Why in the world does this happen? Why do a good man and a good woman bring out the worst in each other? James 4:1 makes it crystal clear:
What causes quarrels and what causes fights among you? Is it not this, that your passions are at war within you?
Every married couple should expect fights and quarrels. Why? Because all of us have passions that are at war within us. There is an all out, no holds barred, low blows allowed, fight taking place within us. Our sin is at war within us.
And you know what? I find this knowledge to be incredibly helpful. It helps me understand why Jen and I have conflicts. It helps me understand why every married couple has conflicts. It’s not complicated. It doesn’t involve a long psychological investigation. The cause of all fights and quarrels is the sinful passions that are at war within us.

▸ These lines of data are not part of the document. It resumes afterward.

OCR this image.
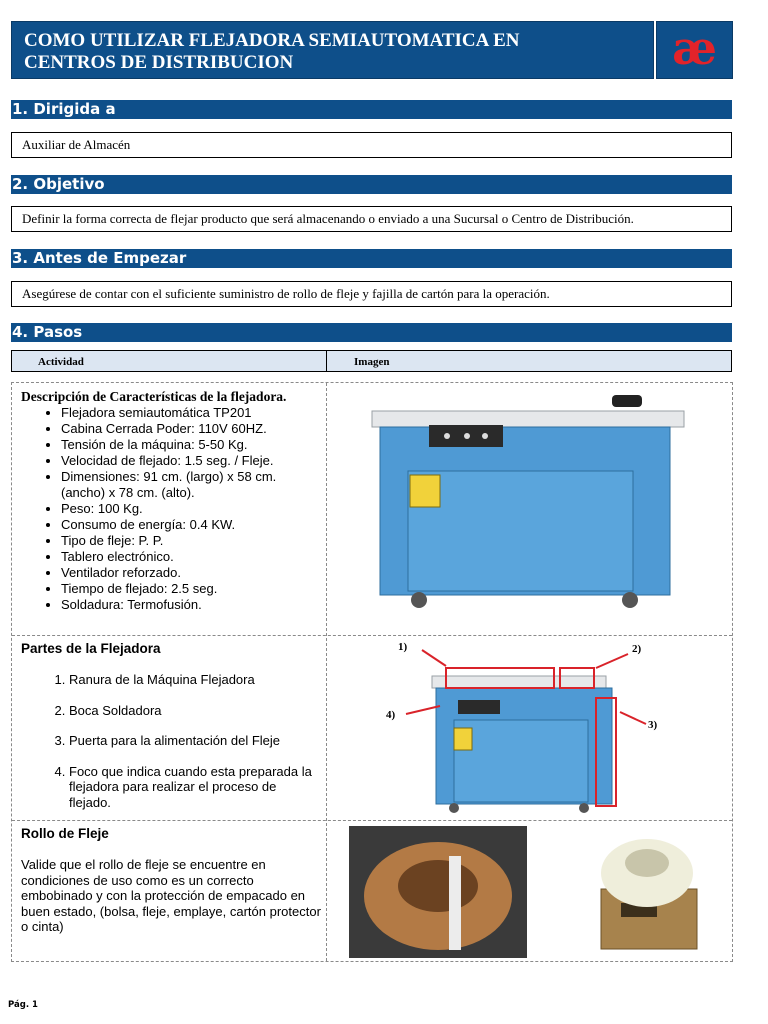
COMO UTILIZAR FLEJADORA SEMIAUTOMATICA EN
CENTROS DE DISTRIBUCION	æ
1. Dirigida a
Auxiliar de Almacén
2. Objetivo
Definir la forma correcta de flejar producto que será almacenando o enviado a una Sucursal o Centro de Distribución.
3. Antes de Empezar
Asegúrese de contar con el suficiente suministro de rollo de fleje y fajilla de cartón para la operación.
4. Pasos
Actividad	Imagen
Descripción de Características de la flejadora.
• Flejadora semiautomática TP201
• Cabina Cerrada Poder: 110V 60HZ.
• Tensión de la máquina: 5-50 Kg.
• Velocidad de flejado: 1.5 seg. / Fleje.
• Dimensiones: 91 cm. (largo) x 58 cm. (ancho) x 78 cm. (alto).
• Peso: 100 Kg.
• Consumo de energía: 0.4 KW.
• Tipo de fleje: P. P.
• Tablero electrónico.
• Ventilador reforzado.
• Tiempo de flejado: 2.5 seg.
• Soldadura: Termofusión.
Partes de la Flejadora
1. Ranura de la Máquina Flejadora
2. Boca Soldadora
3. Puerta para la alimentación del Fleje
4. Foco que indica cuando esta preparada la flejadora para realizar el proceso de flejado.
1)	2)
3)
4)
Rollo de Fleje
Valide que el rollo de fleje se encuentre en condiciones de uso como es un correcto embobinado y con la protección de empacado en buen estado, (bolsa, fleje, emplaye, cartón protector o cinta)
Pág. 1
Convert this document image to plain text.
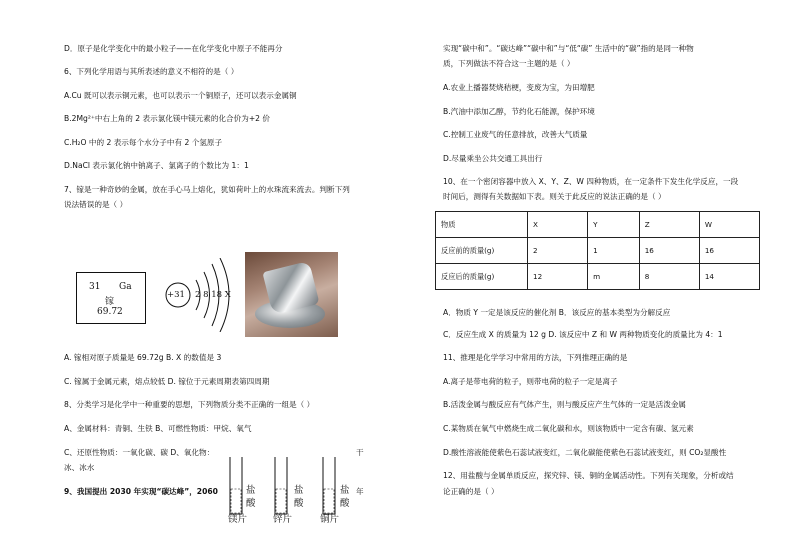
D．原子是化学变化中的最小粒子——在化学变化中原子不能再分
6、下列化学用语与其所表述的意义不相符的是（ ）
A.Cu 既可以表示铜元素，也可以表示一个铜原子，还可以表示金属铜
B.2Mg²⁺中右上角的 2 表示氯化镁中镁元素的化合价为+2 价
C.H₂O 中的 2 表示每个水分子中有 2 个氢原子
D.NaCl 表示氯化钠中钠离子、氯离子的个数比为 1：1
7、镓是一种奇妙的金属，放在手心马上熔化，犹如荷叶上的水珠流来流去。判断下列
说法错误的是（ ）
31 Ga
镓
69.72
+31 2 8 18 X
A. 镓相对原子质量是 69.72g B. X 的数值是 3
C. 镓属于金属元素，熔点较低 D. 镓位于元素周期表第四周期
8、分类学习是化学中一种重要的思想，下列物质分类不正确的一组是（ ）
A、金属材料：青铜、生铁 B、可燃性物质：甲烷、氧气
C、还原性物质：一氧化碳、碳 D、氧化物：	干
冰、冰水
9、我国提出 2030 年实现“碳达峰”，2060	年
盐
酸
盐
酸
盐
酸
镁片	锌片	铜片
实现“碳中和”。“碳达峰”“碳中和”与“低“碳” 生活中的“碳”指的是同一种物
质，下列做法不符合这一主题的是（ ）
A.农业上播器焚烧秸梗，变废为宝，为田增肥
B.汽油中添加乙醇，节约化石能源，保护环境
C.控制工业废气的任意排放，改善大气质量
D.尽量乘坐公共交通工具出行
10、在一个密闭容器中放入 X、Y、Z、W 四种物质，在一定条件下发生化学反应，一段
时间后，测得有关数据如下表。则关于此反应的说法正确的是（ ）
物质	X	Y	Z	W
反应前的质量(g)	2	1	16	16
反应后的质量(g)	12	m	8	14
A．物质 Y 一定是该反应的催化剂 B．该反应的基本类型为分解反应
C．反应生成 X 的质量为 12 g D. 该反应中 Z 和 W 两种物质变化的质量比为 4：1
11、推理是化学学习中常用的方法，下列推理正确的是
A.离子是带电荷的粒子，则带电荷的粒子一定是离子
B.活泼金属与酸反应有气体产生，则与酸反应产生气体的一定是活泼金属
C.某物质在氧气中燃烧生成二氧化碳和水，则该物质中一定含有碳、氢元素
D.酸性溶液能使紫色石蕊试液变红，二氧化碳能使紫色石蕊试液变红，则 CO₂显酸性
12、用盐酸与金属单质反应，探究锌、镁、铜的金属活动性。下列有关现象，分析或结
论正确的是（ ）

Knowing this information gives me hope. If the cause of my fights and quarrels is my own sin, then Jesus can help me, because he came to rescue sinners. He came to save sinners and change sinners. There is no marriage beyond the restoring power of Jesus Christ. There is no relationship that is damaged beyond Christ’s reconciling power.
As Paul Tripp says in his book What Did You Expect??, “There is hope for your marriage because God is in the middle of your circumstances, and he is using them to mold you into what he created you to be.”
We should expect to argue and fight with our spouse. It’s what sinners do. And we should also expect to receive power from Jesus to overcome the arguments and fights. That’s what Jesus does.